South Australia has been a desirable place to build wind and solar.  It is the world leader in a large-scale grid integrating intermittent generation, with around 50 per cent of total energy coming from wind and solar.  This was more by accident than design.  Renewable investment was encouraged by a consistently favourable planning regime (which successfully attracted investment), high quality wind and solar energy resources, and higher wholesale electricity prices (because of the gas-dominated generation mix).

The CER reports that SA has another 245MW of wind generation and 330MW of solar committed, with another 300MW of probable projects.  It appears the market conditions in SA remain favourable for further renewable investment.

Why?

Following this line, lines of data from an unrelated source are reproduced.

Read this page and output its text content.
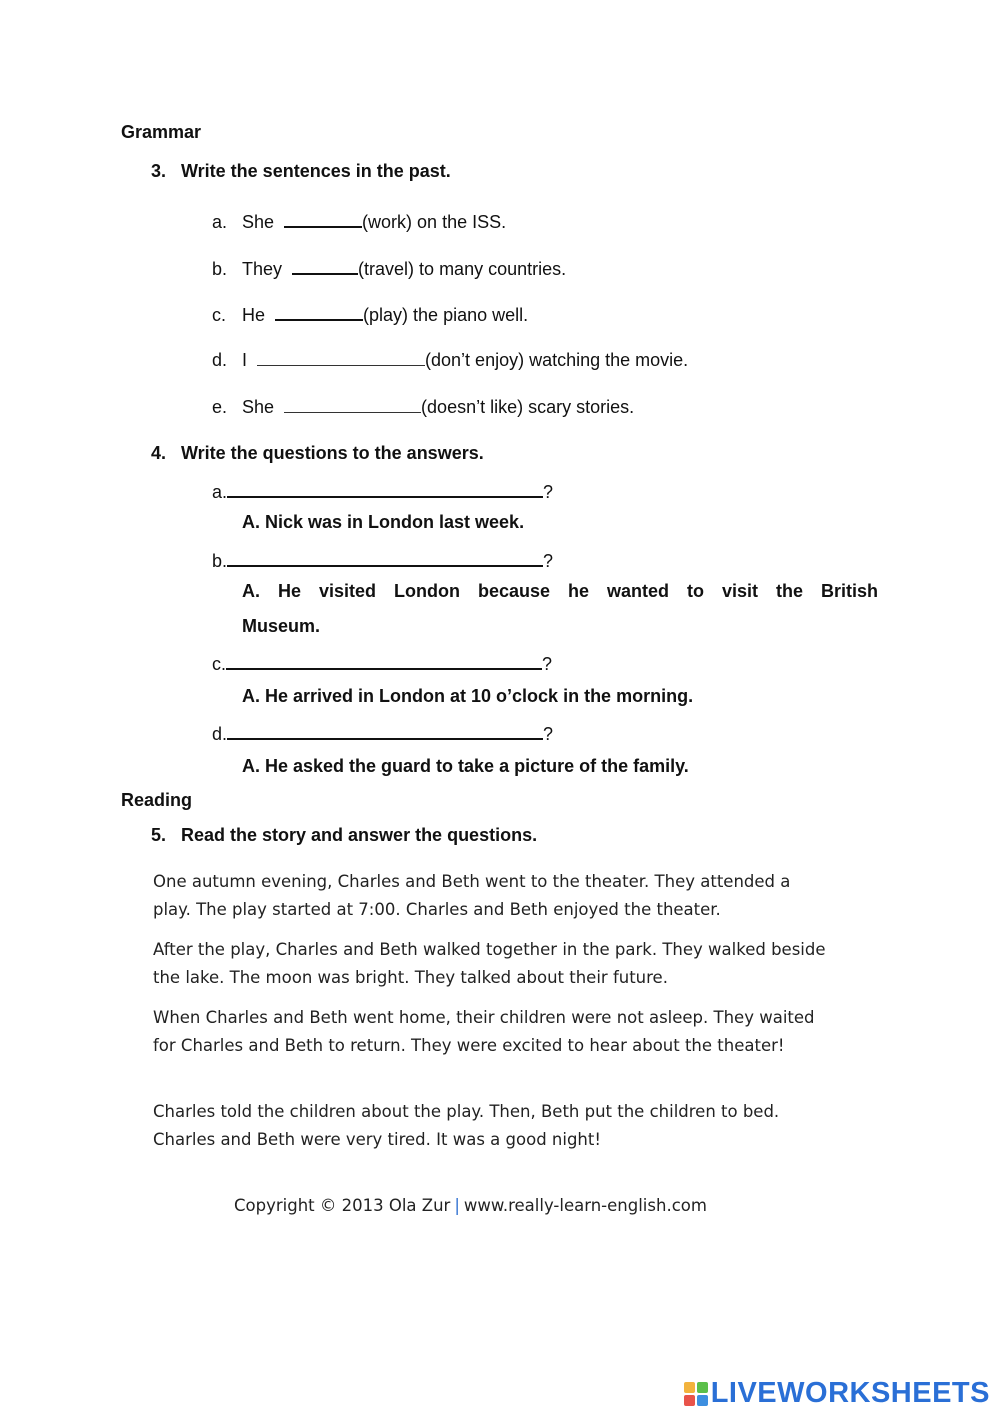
Grammar
3. Write the sentences in the past.
a. She	(work) on the ISS.
b. They	(travel) to many countries.
c. He	(play) the piano well.
d. I	(don’t enjoy) watching the movie.
e. She	(doesn’t like) scary stories.
4. Write the questions to the answers.
a.	?
A. Nick was in London last week.
b.	?
A. He visited London because he wanted to visit the British
Museum.
c.	?
A. He arrived in London at 10 o’clock in the morning.
d.	?
A. He asked the guard to take a picture of the family.
Reading
5. Read the story and answer the questions.

One autumn evening, Charles and Beth went to the theater. They attended a play. The play started at 7:00. Charles and Beth enjoyed the theater.

After the play, Charles and Beth walked together in the park. They walked beside the lake. The moon was bright. They talked about their future.

When Charles and Beth went home, their children were not asleep. They waited for Charles and Beth to return. They were excited to hear about the theater!

Charles told the children about the play. Then, Beth put the children to bed. Charles and Beth were very tired. It was a good night!

Copyright © 2013 Ola Zur | www.really-learn-english.com
LIVEWORKSHEETS
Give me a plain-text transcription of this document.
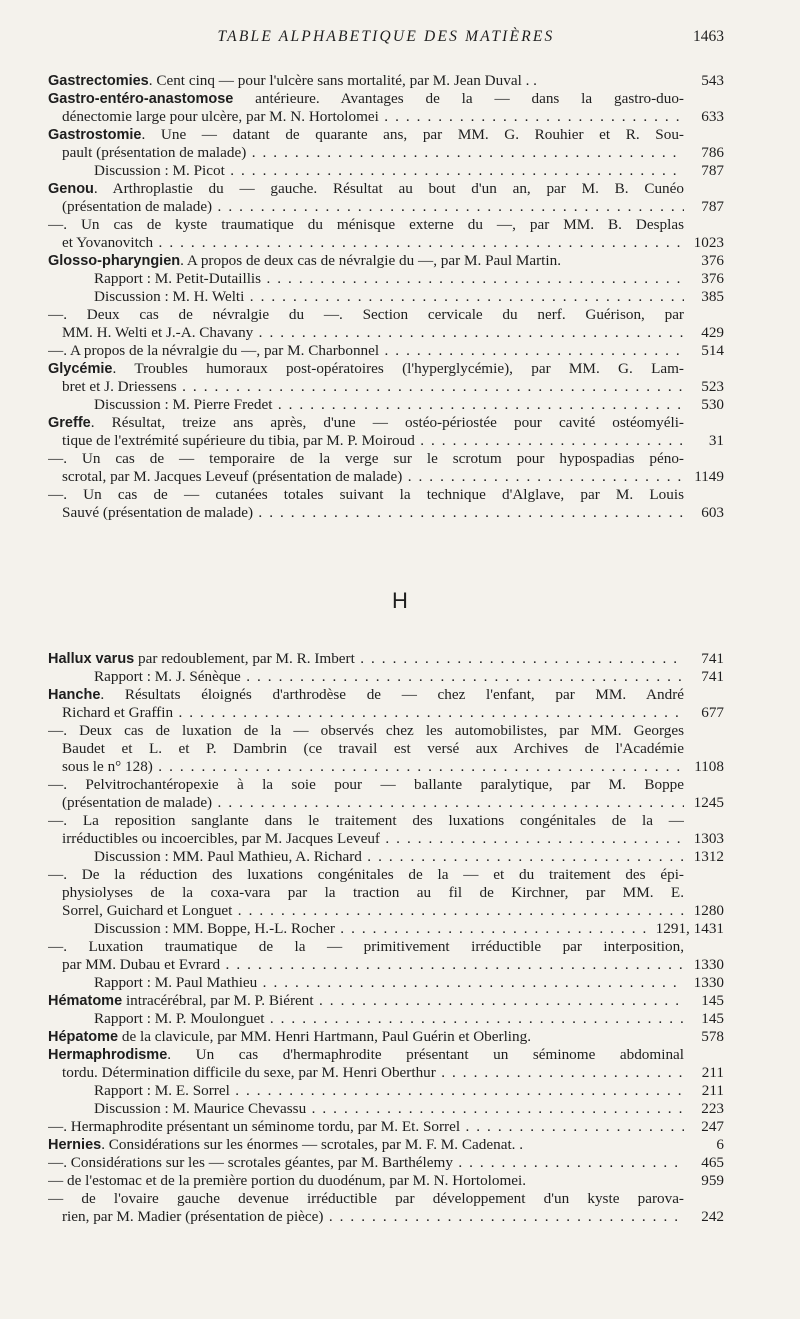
TABLE ALPHABETIQUE DES MATIÈRES	1463
Gastrectomies. Cent cinq — pour l'ulcère sans mortalité, par M. Jean Duval . .	543
Gastro-entéro-anastomose antérieure. Avantages de la — dans la gastro-duo-
dénectomie large pour ulcère, par M. N. Hortolomei . . .	633
Gastrostomie. Une — datant de quarante ans, par MM. G. Rouhier et R. Sou-
pault (présentation de malade) . . .	786
Discussion : M. Picot . . .	787
Genou. Arthroplastie du — gauche. Résultat au bout d'un an, par M. B. Cunéo
(présentation de malade) . . .	787
—. Un cas de kyste traumatique du ménisque externe du —, par MM. B. Desplas
et Yovanovitch . . .	1023
Glosso-pharyngien. A propos de deux cas de névralgie du —, par M. Paul Martin.	376
Rapport : M. Petit-Dutaillis . . .	376
Discussion : M. H. Welti . . .	385
—. Deux cas de névralgie du —. Section cervicale du nerf. Guérison, par
MM. H. Welti et J.-A. Chavany . . .	429
—. A propos de la névralgie du —, par M. Charbonnel . . .	514
Glycémie. Troubles humoraux post-opératoires (l'hyperglycémie), par MM. G. Lam-
bret et J. Driessens . . .	523
Discussion : M. Pierre Fredet . . .	530
Greffe. Résultat, treize ans après, d'une — ostéo-périostée pour cavité ostéomyéli-
tique de l'extrémité supérieure du tibia, par M. P. Moiroud . . .	31
—. Un cas de — temporaire de la verge sur le scrotum pour hypospadias péno-
scrotal, par M. Jacques Leveuf (présentation de malade) . . .	1149
—. Un cas de — cutanées totales suivant la technique d'Alglave, par M. Louis
Sauvé (présentation de malade) . . .	603
H
Hallux varus par redoublement, par M. R. Imbert . . .	741
Rapport : M. J. Sénèque . . .	741
Hanche. Résultats éloignés d'arthrodèse de — chez l'enfant, par MM. André
Richard et Graffin . . .	677
—. Deux cas de luxation de la — observés chez les automobilistes, par MM. Georges
Baudet et L. et P. Dambrin (ce travail est versé aux Archives de l'Académie
sous le n° 128) . . .	1108
—. Pelvitrochantéropexie à la soie pour — ballante paralytique, par M. Boppe
(présentation de malade) . . .	1245
—. La reposition sanglante dans le traitement des luxations congénitales de la —
irréductibles ou incoercibles, par M. Jacques Leveuf . . .	1303
Discussion : MM. Paul Mathieu, A. Richard . . .	1312
—. De la réduction des luxations congénitales de la — et du traitement des épi-
physiolyses de la coxa-vara par la traction au fil de Kirchner, par MM. E.
Sorrel, Guichard et Longuet . . .	1280
Discussion : MM. Boppe, H.-L. Rocher . . .	1291, 1431
—. Luxation traumatique de la — primitivement irréductible par interposition,
par MM. Dubau et Evrard . . .	1330
Rapport : M. Paul Mathieu . . .	1330
Hématome intracérébral, par M. P. Biérent . . .	145
Rapport : M. P. Moulonguet . . .	145
Hépatome de la clavicule, par MM. Henri Hartmann, Paul Guérin et Oberling.	578
Hermaphrodisme. Un cas d'hermaphrodite présentant un séminome abdominal
tordu. Détermination difficile du sexe, par M. Henri Oberthur . . .	211
Rapport : M. E. Sorrel . . .	211
Discussion : M. Maurice Chevassu . . .	223
—. Hermaphrodite présentant un séminome tordu, par M. Et. Sorrel . . .	247
Hernies. Considérations sur les énormes — scrotales, par M. F. M. Cadenat. .	6
—. Considérations sur les — scrotales géantes, par M. Barthélemy . . .	465
— de l'estomac et de la première portion du duodénum, par M. N. Hortolomei.	959
— de l'ovaire gauche devenue irréductible par développement d'un kyste parova-
rien, par M. Madier (présentation de pièce) . . .	242
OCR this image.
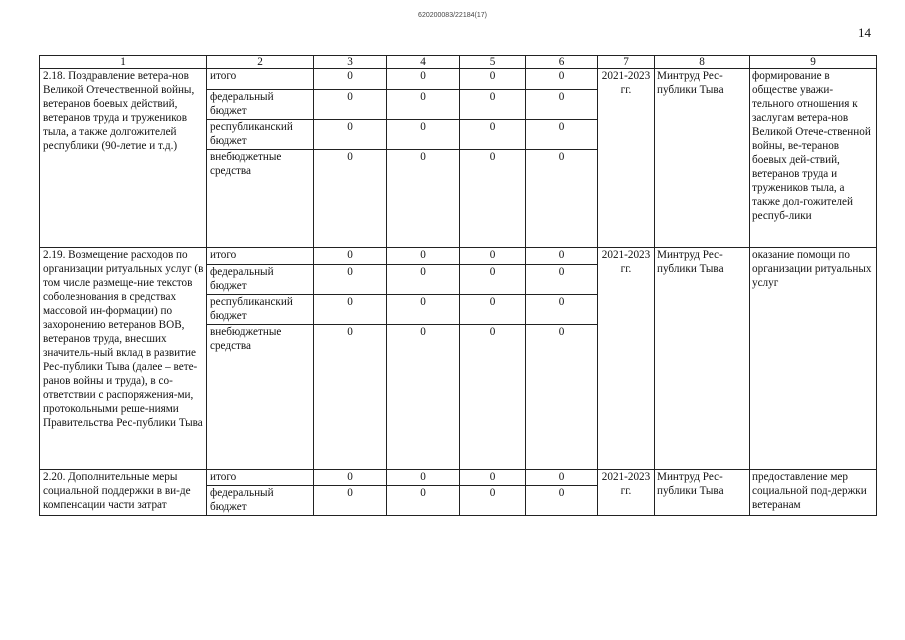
620200083/22184(17)
14
1	2	3	4	5	6	7	8	9
2.18. Поздравление ветера-нов Великой Отечественной войны, ветеранов боевых действий, ветеранов труда и тружеников тыла, а также долгожителей республики (90-летие и т.д.)	итого	0	0	0	0	2021-2023 гг.	Минтруд Рес-публики Тыва	формирование в обществе уважи-тельного отношения к заслугам ветера-нов Великой Отече-ственной войны, ве-теранов боевых дей-ствий, ветеранов труда и тружеников тыла, а также дол-гожителей респуб-лики
	федеральный бюджет	0	0	0	0			
	республиканский бюджет	0	0	0	0			
	внебюджетные средства	0	0	0	0			
2.19. Возмещение расходов по организации ритуальных услуг (в том числе размеще-ние текстов соболезнования в средствах массовой ин-формации) по захоронению ветеранов ВОВ, ветеранов труда, внесших значитель-ный вклад в развитие Рес-публики Тыва (далее – вете-ранов войны и труда), в со-ответствии с распоряжения-ми, протокольными реше-ниями Правительства Рес-публики Тыва	итого	0	0	0	0	2021-2023 гг.	Минтруд Рес-публики Тыва	оказание помощи по организации ритуальных услуг
	федеральный бюджет	0	0	0	0			
	республиканский бюджет	0	0	0	0			
	внебюджетные средства	0	0	0	0			
2.20. Дополнительные меры социальной поддержки в ви-де компенсации части затрат	итого	0	0	0	0	2021-2023 гг.	Минтруд Рес-публики Тыва	предоставление мер социальной под-держки ветеранам
	федеральный бюджет	0	0	0	0			
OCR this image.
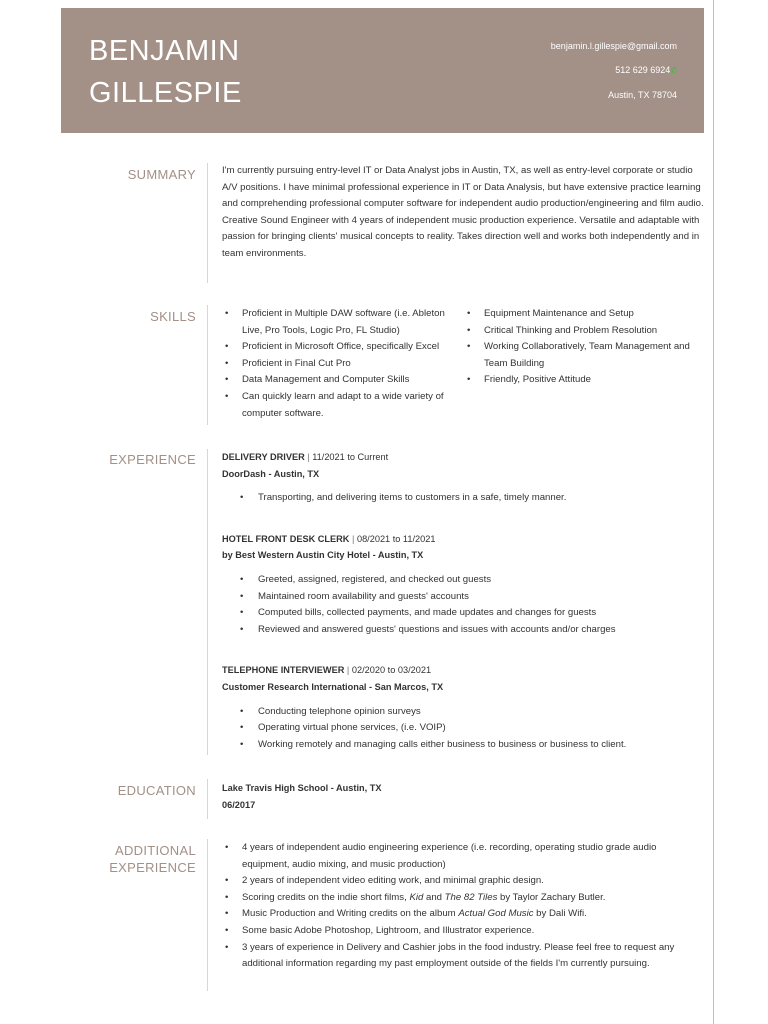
BENJAMIN
GILLESPIE
benjamin.l.gillespie@gmail.com
512 629 6924✆
Austin, TX 78704
SUMMARY	I'm currently pursuing entry-level IT or Data Analyst jobs in Austin, TX, as well as entry-level corporate or studio A/V positions. I have minimal professional experience in IT or Data Analysis, but have extensive practice learning and comprehending professional computer software for independent audio production/engineering and film audio.

Creative Sound Engineer with 4 years of independent music production experience. Versatile and adaptable with passion for bringing clients' musical concepts to reality. Takes direction well and works both independently and in team environments.

SKILLS
•	Proficient in Multiple DAW software (i.e. Ableton Live, Pro Tools, Logic Pro, FL Studio)
• Proficient in Microsoft Office, specifically Excel
• Proficient in Final Cut Pro
• Data Management and Computer Skills
• Can quickly learn and adapt to a wide variety of computer software.
• Equipment Maintenance and Setup
• Critical Thinking and Problem Resolution
• Working Collaboratively, Team Management and Team Building
• Friendly, Positive Attitude
EXPERIENCE	DELIVERY DRIVER | 11/2021 to Current
DoorDash - Austin, TX
• Transporting, and delivering items to customers in a safe, timely manner.
HOTEL FRONT DESK CLERK | 08/2021 to 11/2021
by Best Western Austin City Hotel - Austin, TX
• Greeted, assigned, registered, and checked out guests
• Maintained room availability and guests' accounts
• Computed bills, collected payments, and made updates and changes for guests
• Reviewed and answered guests' questions and issues with accounts and/or charges
TELEPHONE INTERVIEWER | 02/2020 to 03/2021
Customer Research International - San Marcos, TX
• Conducting telephone opinion surveys
• Operating virtual phone services, (i.e. VOIP)
• Working remotely and managing calls either business to business or business to client.
EDUCATION	Lake Travis High School - Austin, TX
06/2017
ADDITIONAL
EXPERIENCE
• 4 years of independent audio engineering experience (i.e. recording, operating studio grade audio equipment, audio mixing, and music production)
• 2 years of independent video editing work, and minimal graphic design.
• Scoring credits on the indie short films, Kid and The 82 Tiles by Taylor Zachary Butler.
• Music Production and Writing credits on the album Actual God Music by Dali Wifi.
• Some basic Adobe Photoshop, Lightroom, and Illustrator experience.
• 3 years of experience in Delivery and Cashier jobs in the food industry. Please feel free to request any additional information regarding my past employment outside of the fields I'm currently pursuing.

First, wholesale prices are still higher than the rest of the NEM.  Second, a large investment in upgrading the existing interconnector occurred in 2016. Third, and not entirely unrelated, the Northern and Playford power stations closed in 2016.  Fourth, the intervention by AEMO in capping renewable generation for system security reasons in high wind conditions has effectively maintained a floor under wholesale prices at these times, which paradoxically encourages further investment in renewable generation.  SA is now exporting more energy at times of high wind than it used to.  The frequent interventions are widely recognised as undesirable and the institutions and transmission provider are working towards a longer-term secure solution.

Conclusion

The CER report last week confirms what the AEC has been saying for the past year: renewables are the new normal.  There is work to do on how we ensure an efficient and reliable transition as intermittent, zero emissions generation expands its role in the grid. 

This is an important turning point.  It marks the RET as a success.  There is no greater victory for regulatory intervention than redundancy.  That we don’t need a RET any more says a lot about how far the transformation of the Australian energy sector has come.